Church, Gleann Chalraí Íochtarach, Co. Mayo
Co. Mayo |
Churches & Chapels
In a quiet corner of County Mayo, a children's burial ground marks a spot where something older may once have stood, though what exactly that was remains genuinely uncertain.
The site in Gleann Chalraí Íochtarach carries a suggestion of a vanished church, but the archaeological record offers nothing firm to support it, only a hypothesis, a name, and a piece of ground that has clearly meant something to people for a long time.

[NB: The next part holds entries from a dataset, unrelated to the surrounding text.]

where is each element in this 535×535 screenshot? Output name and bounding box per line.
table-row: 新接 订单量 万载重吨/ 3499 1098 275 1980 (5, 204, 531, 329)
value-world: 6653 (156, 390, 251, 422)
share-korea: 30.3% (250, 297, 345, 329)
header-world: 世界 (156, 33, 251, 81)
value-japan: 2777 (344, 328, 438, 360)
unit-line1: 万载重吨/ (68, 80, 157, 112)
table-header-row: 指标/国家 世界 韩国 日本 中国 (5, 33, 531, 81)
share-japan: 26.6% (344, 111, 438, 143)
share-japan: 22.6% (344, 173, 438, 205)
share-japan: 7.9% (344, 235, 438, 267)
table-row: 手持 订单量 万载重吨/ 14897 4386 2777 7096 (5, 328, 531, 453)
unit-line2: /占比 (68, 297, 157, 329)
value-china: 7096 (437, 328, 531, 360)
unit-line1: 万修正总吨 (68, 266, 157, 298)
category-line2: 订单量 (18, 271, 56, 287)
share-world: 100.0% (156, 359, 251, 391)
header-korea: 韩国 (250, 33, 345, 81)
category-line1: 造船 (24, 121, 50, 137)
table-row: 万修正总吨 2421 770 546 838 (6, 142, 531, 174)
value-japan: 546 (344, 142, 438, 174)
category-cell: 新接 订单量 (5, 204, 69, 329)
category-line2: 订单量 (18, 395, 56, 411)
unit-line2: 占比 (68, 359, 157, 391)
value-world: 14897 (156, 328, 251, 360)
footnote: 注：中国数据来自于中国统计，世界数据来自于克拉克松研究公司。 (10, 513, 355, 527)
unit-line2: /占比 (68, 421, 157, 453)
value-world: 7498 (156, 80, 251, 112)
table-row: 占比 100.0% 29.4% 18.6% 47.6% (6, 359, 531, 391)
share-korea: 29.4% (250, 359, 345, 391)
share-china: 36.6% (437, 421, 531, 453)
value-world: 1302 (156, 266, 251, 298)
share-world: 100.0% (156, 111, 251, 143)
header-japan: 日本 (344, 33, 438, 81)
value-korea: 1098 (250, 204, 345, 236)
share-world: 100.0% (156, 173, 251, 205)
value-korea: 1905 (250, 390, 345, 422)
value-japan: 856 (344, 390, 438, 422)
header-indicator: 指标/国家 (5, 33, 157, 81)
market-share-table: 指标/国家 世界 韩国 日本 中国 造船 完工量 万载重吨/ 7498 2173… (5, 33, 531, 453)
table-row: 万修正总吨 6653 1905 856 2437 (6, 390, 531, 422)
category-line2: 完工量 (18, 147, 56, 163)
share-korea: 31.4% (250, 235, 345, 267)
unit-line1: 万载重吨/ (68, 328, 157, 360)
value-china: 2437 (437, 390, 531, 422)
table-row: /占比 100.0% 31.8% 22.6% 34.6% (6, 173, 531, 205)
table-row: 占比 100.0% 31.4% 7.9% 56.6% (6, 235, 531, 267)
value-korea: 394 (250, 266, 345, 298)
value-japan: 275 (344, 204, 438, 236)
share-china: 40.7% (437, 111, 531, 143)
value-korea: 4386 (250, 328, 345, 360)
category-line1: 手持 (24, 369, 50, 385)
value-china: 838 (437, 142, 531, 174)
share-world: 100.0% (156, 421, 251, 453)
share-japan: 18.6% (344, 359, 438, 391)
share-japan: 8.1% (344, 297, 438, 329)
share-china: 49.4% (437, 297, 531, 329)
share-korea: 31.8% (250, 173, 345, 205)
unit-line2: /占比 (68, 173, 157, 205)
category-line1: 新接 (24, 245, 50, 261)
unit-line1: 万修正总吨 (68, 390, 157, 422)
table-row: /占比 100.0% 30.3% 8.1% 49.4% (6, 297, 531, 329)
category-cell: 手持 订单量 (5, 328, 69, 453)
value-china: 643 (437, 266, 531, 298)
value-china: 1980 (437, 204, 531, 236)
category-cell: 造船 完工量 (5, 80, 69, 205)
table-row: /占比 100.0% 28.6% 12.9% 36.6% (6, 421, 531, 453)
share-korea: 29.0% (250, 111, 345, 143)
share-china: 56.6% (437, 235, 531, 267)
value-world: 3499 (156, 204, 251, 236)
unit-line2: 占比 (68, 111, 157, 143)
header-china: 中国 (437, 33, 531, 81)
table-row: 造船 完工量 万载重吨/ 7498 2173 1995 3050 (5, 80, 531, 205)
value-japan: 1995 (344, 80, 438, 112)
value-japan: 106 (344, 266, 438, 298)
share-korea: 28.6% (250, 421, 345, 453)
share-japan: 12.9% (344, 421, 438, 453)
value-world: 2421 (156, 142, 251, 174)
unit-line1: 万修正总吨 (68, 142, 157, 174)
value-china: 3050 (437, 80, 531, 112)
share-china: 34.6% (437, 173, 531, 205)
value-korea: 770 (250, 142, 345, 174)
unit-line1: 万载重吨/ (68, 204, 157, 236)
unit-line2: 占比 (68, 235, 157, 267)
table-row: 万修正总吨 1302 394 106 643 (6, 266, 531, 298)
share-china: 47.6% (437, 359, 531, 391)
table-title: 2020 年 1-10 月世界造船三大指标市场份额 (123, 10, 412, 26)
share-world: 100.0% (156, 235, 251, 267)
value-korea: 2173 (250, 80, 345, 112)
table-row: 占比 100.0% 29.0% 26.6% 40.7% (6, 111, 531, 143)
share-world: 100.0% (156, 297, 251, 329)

The idea of a church here originates with Neary, writing in 1913 to 1914, who proposed that a place referred to as 'Glencalrigi' may have housed a church at this location. The argument rests largely on the presence of the children's burial ground, known in Irish tradition as a cillín, a type of unconsecrated burial ground used historically for unbaptised infants and others excluded from Catholic churchyard burial. Cillíní are frequently found adjacent to, or within, the remains of early ecclesiastical sites, which is likely what prompted the association. But proximity is not proof, and no structural remains, architectural fragments, or other physical evidence have been identified to confirm that a church ever stood here.
What remains, then, is a landscape holding an unverified name, a possible memory, and a burial ground whose purpose speaks to its own quiet history, quite apart from anything that may or may not have preceded it.